3. Con il terzo motivo si censura il provvedimento impugnato per violazione della L. n. 46 del 2017, art. 6 per la mancata indicazione delle fonti internazioni di conoscenza delle condizioni interne alla Guinea.

3. Con il quarto motivo si articola vizio di errata e mancata applicazione del D.Lgs. n. 251 del 2007, art. 14, lett. a, b e c, in relazione al diniego della reclamata protezione sussidiaria.

5. Con il quinto motivo si articola vizio di violazione del D.Lgs. n. 25 del 2008, art. 32 e del D.Lgs. n. 286 del 1998, art. 5, comma 6, dell’art. 2 Cost. e degli artt. 3 e 8 CEDU, sempre in relazione al diniego della protezione umanitaria.

6. il ricorso è inammissibile.

6.1 Il primo motivo, che censura il diniego della richiesta di riconoscimento dello status di rifugiato, è inammissibile in quanto non censura la ratio decidendi della motivazione impugnata che, in relazione alla predetta richiesta di tutela, si fonda, in primo luogo, sul rilievo della mancanza di credibilità del racconto del richiedente.

6.2 La seconda censura è inammissibile in ragione delle medesime considerazioni spese in riferimento al primo motivo di doglianza, atteso che la doglianza non censura le due rationes decidendi sulle quali riposa la decisione di diniego della richiesta protezione internazionale, sub specie di richiesta di riconoscimento dello status di rifugiato e di protezione sussidiaria D.Lgs. n. 251 del 2007, ex art. 14, lett. a e b, e cioè, per un verso, sempre la valutazione giudiziale di non credibilità di quanto narrato dal ricorrente e, per altro verso, l’assenza di tribunali speciali islamici in Guinea e la mancata applicazione della sharia a vicende aventi risvolti penali come quella raccontata dal richiedente, essendo la legge islamica applicata, solo in via consuetudinaria e su base volontaristica, per controversie attinenti al diritto di famiglia e delle successioni.
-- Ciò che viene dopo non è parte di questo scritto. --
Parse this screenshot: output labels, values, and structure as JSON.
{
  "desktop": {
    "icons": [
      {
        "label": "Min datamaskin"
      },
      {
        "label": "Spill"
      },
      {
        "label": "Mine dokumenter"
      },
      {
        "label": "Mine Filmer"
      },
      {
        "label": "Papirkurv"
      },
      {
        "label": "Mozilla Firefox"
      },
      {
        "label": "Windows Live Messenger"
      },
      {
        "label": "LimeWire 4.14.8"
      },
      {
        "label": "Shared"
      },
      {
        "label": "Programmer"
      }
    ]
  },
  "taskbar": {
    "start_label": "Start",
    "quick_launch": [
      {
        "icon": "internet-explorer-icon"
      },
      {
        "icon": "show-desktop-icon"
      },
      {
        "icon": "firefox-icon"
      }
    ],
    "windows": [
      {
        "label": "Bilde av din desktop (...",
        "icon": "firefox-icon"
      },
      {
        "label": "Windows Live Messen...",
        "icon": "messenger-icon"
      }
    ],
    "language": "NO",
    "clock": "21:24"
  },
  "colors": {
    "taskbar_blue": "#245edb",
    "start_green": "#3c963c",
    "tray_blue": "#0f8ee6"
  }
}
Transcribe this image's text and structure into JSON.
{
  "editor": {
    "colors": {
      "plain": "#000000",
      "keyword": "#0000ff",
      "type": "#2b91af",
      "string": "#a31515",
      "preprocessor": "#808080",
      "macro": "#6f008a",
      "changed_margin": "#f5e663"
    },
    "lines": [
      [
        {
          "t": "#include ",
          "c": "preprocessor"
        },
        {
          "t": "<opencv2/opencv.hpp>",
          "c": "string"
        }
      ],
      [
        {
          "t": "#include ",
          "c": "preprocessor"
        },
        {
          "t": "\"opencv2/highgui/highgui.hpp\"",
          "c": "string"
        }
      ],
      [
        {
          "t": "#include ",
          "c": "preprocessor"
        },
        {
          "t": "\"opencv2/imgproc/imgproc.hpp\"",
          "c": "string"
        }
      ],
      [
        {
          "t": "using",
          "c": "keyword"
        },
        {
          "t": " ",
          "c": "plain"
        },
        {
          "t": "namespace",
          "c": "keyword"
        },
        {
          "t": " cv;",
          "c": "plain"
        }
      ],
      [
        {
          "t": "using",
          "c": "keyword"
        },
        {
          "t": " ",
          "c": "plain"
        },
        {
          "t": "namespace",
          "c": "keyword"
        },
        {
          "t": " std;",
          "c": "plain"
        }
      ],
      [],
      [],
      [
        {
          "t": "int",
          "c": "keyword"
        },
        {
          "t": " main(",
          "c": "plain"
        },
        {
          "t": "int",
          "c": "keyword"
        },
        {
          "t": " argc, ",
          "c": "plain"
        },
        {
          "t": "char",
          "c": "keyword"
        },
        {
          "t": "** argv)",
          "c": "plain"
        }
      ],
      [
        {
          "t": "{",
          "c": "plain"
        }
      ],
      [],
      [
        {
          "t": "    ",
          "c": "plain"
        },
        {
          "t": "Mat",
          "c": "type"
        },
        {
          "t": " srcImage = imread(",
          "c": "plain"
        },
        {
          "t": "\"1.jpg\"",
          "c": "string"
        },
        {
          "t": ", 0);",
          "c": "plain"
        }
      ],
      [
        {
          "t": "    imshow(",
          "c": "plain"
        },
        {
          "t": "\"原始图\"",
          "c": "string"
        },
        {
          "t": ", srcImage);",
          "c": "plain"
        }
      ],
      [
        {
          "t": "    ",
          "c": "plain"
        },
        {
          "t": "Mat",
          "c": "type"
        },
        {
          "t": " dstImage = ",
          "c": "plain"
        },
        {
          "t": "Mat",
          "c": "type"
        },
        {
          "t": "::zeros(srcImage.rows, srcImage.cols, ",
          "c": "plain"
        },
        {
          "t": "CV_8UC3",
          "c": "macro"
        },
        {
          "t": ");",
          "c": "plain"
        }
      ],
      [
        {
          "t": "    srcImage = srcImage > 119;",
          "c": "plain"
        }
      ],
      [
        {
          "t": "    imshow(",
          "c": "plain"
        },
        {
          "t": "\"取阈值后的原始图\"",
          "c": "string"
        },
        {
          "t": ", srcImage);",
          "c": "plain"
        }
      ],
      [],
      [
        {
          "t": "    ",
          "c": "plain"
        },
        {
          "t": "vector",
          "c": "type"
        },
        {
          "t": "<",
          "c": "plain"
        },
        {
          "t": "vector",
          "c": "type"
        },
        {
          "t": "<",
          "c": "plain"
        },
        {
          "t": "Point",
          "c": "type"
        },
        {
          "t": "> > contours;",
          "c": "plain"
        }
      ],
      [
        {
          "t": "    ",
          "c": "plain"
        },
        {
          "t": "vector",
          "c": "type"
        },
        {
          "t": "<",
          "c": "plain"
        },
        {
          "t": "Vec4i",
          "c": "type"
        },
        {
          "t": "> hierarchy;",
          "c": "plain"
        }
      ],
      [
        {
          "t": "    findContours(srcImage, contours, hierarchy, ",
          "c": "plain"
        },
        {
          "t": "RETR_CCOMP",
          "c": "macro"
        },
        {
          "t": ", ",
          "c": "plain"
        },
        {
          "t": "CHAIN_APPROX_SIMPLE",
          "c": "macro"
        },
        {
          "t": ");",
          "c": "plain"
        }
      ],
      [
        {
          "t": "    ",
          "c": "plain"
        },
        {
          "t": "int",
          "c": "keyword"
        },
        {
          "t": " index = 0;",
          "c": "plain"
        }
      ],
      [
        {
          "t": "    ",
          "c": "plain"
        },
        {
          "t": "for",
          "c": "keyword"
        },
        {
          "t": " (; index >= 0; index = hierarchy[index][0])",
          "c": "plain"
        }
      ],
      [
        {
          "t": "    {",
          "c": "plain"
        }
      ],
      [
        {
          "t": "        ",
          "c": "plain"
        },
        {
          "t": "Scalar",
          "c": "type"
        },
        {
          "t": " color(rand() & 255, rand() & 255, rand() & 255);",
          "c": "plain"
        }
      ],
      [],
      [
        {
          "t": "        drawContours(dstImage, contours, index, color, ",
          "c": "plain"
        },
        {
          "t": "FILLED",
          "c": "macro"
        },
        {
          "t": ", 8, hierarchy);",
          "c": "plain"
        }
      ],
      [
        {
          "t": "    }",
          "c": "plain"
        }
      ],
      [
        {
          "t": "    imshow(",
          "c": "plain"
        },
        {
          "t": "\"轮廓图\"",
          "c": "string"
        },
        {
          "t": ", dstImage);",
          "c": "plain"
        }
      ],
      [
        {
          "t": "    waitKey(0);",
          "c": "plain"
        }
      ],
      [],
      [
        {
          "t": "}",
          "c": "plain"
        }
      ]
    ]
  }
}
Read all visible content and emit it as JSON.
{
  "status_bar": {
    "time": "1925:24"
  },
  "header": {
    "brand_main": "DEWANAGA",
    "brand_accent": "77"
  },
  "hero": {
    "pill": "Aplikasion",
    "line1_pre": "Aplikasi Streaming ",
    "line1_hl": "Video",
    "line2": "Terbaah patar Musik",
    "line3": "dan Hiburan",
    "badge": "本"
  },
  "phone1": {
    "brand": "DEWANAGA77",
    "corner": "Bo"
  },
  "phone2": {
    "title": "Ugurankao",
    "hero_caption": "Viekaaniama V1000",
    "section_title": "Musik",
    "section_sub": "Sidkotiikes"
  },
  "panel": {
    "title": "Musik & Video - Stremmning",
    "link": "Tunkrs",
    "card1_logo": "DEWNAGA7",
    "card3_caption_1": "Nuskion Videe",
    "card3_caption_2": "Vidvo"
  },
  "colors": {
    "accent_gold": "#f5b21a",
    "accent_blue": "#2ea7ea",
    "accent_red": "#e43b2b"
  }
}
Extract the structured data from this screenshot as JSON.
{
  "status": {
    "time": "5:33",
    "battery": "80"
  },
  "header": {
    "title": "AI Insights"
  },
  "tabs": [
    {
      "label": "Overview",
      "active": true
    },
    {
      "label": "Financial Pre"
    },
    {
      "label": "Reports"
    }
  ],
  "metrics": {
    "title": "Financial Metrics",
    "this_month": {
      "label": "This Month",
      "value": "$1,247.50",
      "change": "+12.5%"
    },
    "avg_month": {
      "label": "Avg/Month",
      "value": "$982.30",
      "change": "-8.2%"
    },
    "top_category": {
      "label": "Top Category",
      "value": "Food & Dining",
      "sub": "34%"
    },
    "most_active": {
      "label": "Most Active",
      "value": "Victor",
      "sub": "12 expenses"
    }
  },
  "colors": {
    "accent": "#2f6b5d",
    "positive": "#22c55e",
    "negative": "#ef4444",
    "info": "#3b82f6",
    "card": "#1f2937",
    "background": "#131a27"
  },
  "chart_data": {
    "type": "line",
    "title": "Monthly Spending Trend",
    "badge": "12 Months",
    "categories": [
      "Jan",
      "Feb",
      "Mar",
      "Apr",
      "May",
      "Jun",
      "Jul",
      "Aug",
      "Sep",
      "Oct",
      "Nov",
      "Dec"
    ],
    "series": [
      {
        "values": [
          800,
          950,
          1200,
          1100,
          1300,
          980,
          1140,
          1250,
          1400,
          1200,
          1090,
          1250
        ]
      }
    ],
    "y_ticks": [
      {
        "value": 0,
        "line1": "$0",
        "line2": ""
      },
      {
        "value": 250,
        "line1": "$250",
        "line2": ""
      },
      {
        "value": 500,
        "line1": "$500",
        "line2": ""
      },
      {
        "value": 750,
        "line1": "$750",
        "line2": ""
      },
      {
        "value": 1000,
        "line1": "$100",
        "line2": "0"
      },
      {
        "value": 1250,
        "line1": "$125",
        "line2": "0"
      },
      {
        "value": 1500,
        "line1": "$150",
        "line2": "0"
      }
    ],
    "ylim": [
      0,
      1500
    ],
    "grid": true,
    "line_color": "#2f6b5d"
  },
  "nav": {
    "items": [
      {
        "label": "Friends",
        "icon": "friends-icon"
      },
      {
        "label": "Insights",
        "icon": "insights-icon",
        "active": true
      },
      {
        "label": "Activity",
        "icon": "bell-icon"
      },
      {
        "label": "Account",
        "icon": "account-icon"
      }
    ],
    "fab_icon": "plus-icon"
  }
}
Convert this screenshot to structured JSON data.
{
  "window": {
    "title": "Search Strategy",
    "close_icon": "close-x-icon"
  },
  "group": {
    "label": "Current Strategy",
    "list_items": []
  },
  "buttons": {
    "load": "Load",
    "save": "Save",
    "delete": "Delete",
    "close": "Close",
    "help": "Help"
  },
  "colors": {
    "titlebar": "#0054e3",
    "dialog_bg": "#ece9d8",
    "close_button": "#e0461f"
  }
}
Orbene, la parte ricorrente non censura le ragioni ora evidenziate poste a sostegno della decisione di rigetto delle domande di protezione internazionale così avanzate, limitandosi solo ad sollevare doglianze versate in fatto e volte ad una rivalutazione del merito della decisione.

6.3 Il terzo motivo è inammissibile, giacchè la motivazione impugnata contrariamente a quanto denunziato dal ricorrente – indica puntualmente le fonti internazionali da cui ha attinto le informazioni sulla condizioni interne della Guinea.

6.4 il quarto motivo è del pari inammissibile in quanto propone – in relazione al diniego di protezione sussidiaria D.Lgs. n. 251 del 2007, ex art. 14, lett. a e b, – solo doglianze in fatto, peraltro, veicolate sotto l’egida formale del vizio di violazione di legge, con ciò rendendo le censure viepiù irricevibili.

6.5 Il quinto motivo – articolato in relazione al diniego delle reclamata protezione umanitaria – è inammissibile in quanto, al solito, non coglie la ratio decidendi della motivazione impugnata, e cioè la valutazione giudiziale di non credibilità del richiedente che, sul punto, si limita a proporre solo doglianze genericamente formulate.

Nessuna statuizione è dovuta per le spese del giudizio di legittimità, stante la mancata difesa dell’amministrazione intimata.

Per quanto dovuto a titolo di doppio contributo, si ritiene di aderire all’orientamento già espresso da questa Corte con la sentenza n. 9660-2019.

P.Q.M.

dichiara inammissibile il ricorso.

Ai sensi del D.P.R. n. 115 del 2002, art. 13, comma 1 quater, inserito dalla L. 24 dicembre 2012, n. 228, art. 1, comma 17, dà atto della sussistenza dei presupposti processuali per il versamento, da parte del ricorrente, dell’ulteriore importo a titolo di contributo unificato pari a quello, se dovuto, per il ricorso principale, a norma dello stesso art. 13, comma 1 bis.

Così deciso in Roma, il 24 ottobre 2019.